Dr. Amy Trubek is Professor in the Nutrition and Food Sciences department at the University of Vermont and Faculty Director for University of Vermont’s graduate program in Food Systems. Trained as a cultural anthropologist and chef, her research interests include the globalization of the food supply, the relationship between taste and place, the development of food agency, and cooking and sensory evaluation as cultural practices. Dr. Trubek is increasingly involved in transdisciplinary, collaborative research with scholars focusing on nutrition, public health and sensory science.
She teaches both undergraduate and graduate courses, including Basic Concepts of Food, Qualitative Research Methods, and Food Systems, Society and Policy. She is the author of three books: Haute Cuisine: How the French Invented the Culinary Profession (2000), The Taste of Place: A Cultural Journey into Terroir (2008) and Making Modern Meals: How Americans Cook Today. She is the author of numerous articles published in a number of interdisciplinary and disciplinary journals, including Gastronomica, Appetite, Anthropology Now, British Food Journal, and Radical History Review as well as book chapters focused on culinary history, food and nationalism and other topics. She serves as the co-editorial chair of Gastronomica: The Journal For Food Studies.

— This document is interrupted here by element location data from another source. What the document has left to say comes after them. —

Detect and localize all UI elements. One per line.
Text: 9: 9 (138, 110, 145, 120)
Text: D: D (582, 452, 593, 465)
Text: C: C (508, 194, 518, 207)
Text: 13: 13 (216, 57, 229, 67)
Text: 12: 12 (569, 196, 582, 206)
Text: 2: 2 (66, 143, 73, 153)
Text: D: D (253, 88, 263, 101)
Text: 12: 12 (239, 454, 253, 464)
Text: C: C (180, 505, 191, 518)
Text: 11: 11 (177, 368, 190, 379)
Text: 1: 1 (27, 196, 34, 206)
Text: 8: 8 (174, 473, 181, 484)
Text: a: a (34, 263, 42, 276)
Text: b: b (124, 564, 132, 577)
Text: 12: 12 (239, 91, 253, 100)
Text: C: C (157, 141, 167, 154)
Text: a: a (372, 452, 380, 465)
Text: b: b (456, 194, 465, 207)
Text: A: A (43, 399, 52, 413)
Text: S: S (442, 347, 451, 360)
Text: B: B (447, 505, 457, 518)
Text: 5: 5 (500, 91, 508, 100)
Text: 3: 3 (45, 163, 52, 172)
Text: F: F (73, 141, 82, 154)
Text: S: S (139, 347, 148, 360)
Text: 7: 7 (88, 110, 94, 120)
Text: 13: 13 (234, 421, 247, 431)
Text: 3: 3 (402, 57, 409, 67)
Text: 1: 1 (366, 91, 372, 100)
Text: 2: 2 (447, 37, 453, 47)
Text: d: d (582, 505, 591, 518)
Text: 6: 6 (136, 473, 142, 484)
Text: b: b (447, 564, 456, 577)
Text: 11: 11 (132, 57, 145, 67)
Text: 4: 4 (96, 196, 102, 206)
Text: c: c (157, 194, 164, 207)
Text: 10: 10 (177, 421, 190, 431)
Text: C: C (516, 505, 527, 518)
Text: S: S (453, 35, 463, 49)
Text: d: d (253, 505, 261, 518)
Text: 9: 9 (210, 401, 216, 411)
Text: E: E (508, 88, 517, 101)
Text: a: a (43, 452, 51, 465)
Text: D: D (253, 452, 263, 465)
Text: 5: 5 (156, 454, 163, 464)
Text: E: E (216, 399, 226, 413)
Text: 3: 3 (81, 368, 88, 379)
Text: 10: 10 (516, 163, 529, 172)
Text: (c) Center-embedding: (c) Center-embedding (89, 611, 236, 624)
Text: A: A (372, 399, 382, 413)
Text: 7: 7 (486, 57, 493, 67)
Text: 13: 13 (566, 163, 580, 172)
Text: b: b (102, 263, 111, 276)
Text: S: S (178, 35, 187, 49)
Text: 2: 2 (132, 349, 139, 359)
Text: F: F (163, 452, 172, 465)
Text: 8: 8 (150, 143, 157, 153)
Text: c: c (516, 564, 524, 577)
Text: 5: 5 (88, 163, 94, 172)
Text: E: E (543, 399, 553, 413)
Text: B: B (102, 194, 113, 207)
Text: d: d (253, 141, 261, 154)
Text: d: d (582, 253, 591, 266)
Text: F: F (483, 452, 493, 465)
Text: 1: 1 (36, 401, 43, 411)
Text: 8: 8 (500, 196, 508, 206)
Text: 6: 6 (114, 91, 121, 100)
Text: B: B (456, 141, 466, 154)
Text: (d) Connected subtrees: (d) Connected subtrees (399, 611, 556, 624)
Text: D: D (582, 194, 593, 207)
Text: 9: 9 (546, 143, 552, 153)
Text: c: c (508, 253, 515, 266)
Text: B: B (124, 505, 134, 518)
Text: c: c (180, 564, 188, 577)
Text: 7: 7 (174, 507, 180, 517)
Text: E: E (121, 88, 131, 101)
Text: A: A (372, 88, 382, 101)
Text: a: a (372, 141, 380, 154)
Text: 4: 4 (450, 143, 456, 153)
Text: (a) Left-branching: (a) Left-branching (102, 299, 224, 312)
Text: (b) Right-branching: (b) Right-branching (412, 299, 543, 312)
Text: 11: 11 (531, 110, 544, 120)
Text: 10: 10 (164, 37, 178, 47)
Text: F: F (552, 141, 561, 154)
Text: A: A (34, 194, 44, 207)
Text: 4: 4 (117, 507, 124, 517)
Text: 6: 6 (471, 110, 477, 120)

Dr. Trubek’s research involves the practices needed to move from the raw to the cooked (in a broad sense): people working with food, making food for themselves and for others, taking the resources of the natural environment and transforming them into palatable and culturally acceptable dishes, meals and drinks. This focus on people and practices also involves an analytic consideration of the transfer of knowledge. How do chefs learn what is considered “expert knowledge?” Why do cheesemakers and winemakers want to convey the importance of their landscapes when explaining what makes their cheese and wine taste so good? How do Americans learn how to cook while living in such a saturated food environment, when someone else (or something else) can always do that work instead? These questions also intersect with a robust line of social science and humanities inquiry into the cascading interest (especially in the United States) in foods from somewhere made by someone, most often identified as a cultural and political response to the industrialization and globalization of the modern food supply.